How do we explain and ground morality? Christians believe that morality is rooted in the character of God. If a perfect God exists, his nature is our measure of good. Every aspect of morality is then measured based on that perfect standard. However, to someone who does not believe in God, they must either appeal to a different standard or accept that none exist and relativism is true. Some appeal to the standard of human wellness. Morality is measured by whatever makes people more free, healthy, happy, etc. They claim that this way, they can base it on objective scientific data. Can morality be explained by human wellness?
A Step in the Right Direction
Before answering, I want to say that I think this is actually a pretty good standard if you’re going to reject theism. It rejects relativism, a prevalent and destructive view of morality. This view acknowledges human dignity and rights. It gets many things right, at least in a pragmatic sense. What it lacks is the foundation to ground right and wrong. Human wellness may tell you what is right, but it cannot tell you why something is right.
Why is Human Wellness Good?
Although I think the standard of human wellness comes to many of the right conclusions, can it ground them? What is it that makes health and freedom good? We can scientifically observe the factors that contribute to these things. But science can never tell you that those things are right. That is a philosophical claim, not a scientific one. Why humans? Which humans? This standard cannot make any authoritative claims unless it borrows from a worldview like theism. If someone tramples on the weak and believes that they are doing the right thing because that’s how natural selection is supposed to be, how are you supposed to tell them that they are wrong? Why should they care about human wellness?

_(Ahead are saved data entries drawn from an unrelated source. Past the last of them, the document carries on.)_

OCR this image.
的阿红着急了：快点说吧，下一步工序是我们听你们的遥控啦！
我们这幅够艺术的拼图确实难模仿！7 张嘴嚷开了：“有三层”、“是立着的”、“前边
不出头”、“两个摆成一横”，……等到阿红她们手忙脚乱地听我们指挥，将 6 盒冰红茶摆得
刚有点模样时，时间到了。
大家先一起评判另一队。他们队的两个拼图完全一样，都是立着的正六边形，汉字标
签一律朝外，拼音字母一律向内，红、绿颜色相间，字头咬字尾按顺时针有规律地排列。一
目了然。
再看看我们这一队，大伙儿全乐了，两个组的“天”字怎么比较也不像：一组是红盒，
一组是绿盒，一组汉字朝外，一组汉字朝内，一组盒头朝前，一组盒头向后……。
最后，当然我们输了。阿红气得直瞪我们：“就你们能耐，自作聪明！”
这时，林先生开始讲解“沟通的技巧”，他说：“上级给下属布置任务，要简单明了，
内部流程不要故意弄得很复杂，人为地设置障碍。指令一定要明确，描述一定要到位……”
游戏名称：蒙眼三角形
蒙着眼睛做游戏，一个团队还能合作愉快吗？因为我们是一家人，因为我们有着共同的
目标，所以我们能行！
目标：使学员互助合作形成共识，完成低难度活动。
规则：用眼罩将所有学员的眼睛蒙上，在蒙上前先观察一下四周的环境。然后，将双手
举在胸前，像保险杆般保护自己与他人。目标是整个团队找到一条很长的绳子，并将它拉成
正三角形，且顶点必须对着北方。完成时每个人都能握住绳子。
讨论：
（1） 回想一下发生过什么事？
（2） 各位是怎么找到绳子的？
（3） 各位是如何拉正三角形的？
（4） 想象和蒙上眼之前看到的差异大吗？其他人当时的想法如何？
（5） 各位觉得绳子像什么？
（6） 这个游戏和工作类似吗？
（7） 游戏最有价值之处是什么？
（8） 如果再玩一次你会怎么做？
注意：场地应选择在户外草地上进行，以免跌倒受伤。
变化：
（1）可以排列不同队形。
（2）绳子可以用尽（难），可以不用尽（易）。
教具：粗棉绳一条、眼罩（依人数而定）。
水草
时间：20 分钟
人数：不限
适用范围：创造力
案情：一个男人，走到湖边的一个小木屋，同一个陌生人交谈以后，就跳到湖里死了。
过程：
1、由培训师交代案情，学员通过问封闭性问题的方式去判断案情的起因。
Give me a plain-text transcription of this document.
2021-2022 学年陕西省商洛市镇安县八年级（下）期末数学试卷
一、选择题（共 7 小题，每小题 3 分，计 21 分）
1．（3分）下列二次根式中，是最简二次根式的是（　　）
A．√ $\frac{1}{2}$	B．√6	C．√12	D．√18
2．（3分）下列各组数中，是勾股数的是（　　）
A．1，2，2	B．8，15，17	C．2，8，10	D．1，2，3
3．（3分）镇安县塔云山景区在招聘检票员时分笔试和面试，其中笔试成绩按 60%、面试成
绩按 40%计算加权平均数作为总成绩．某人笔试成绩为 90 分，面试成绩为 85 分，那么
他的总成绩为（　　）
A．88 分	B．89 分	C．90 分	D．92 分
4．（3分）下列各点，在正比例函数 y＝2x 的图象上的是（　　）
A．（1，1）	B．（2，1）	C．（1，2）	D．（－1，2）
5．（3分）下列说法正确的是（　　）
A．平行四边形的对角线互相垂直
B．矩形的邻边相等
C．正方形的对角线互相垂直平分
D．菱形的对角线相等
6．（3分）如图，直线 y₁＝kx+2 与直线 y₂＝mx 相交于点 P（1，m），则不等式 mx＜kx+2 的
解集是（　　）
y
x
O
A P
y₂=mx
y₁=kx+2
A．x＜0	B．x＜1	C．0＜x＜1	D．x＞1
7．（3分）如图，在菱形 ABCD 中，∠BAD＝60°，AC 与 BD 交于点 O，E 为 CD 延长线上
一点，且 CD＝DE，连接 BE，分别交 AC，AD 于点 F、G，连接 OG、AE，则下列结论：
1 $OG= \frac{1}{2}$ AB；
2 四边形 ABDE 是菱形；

Human Wellness Lacks Authority
The keyword missing in this view is authority. With theism, there is a single authority that everyone can look and point to. God is the universal standard of right and wrong. If what we read about him in scripture is true, he has the necessary authority to ground morality. With human wellness, humans are still the authority, just like any version of relativism. Perhaps the addition of science adds a bit of objectivity and credibility. Still, without an appeal to something higher than humanity, there can never truly be authority. Can morality be explained by human wellness? At best, it can identify morality. Human wellness is better than most alternatives but still insufficient to explain and ground morality without God.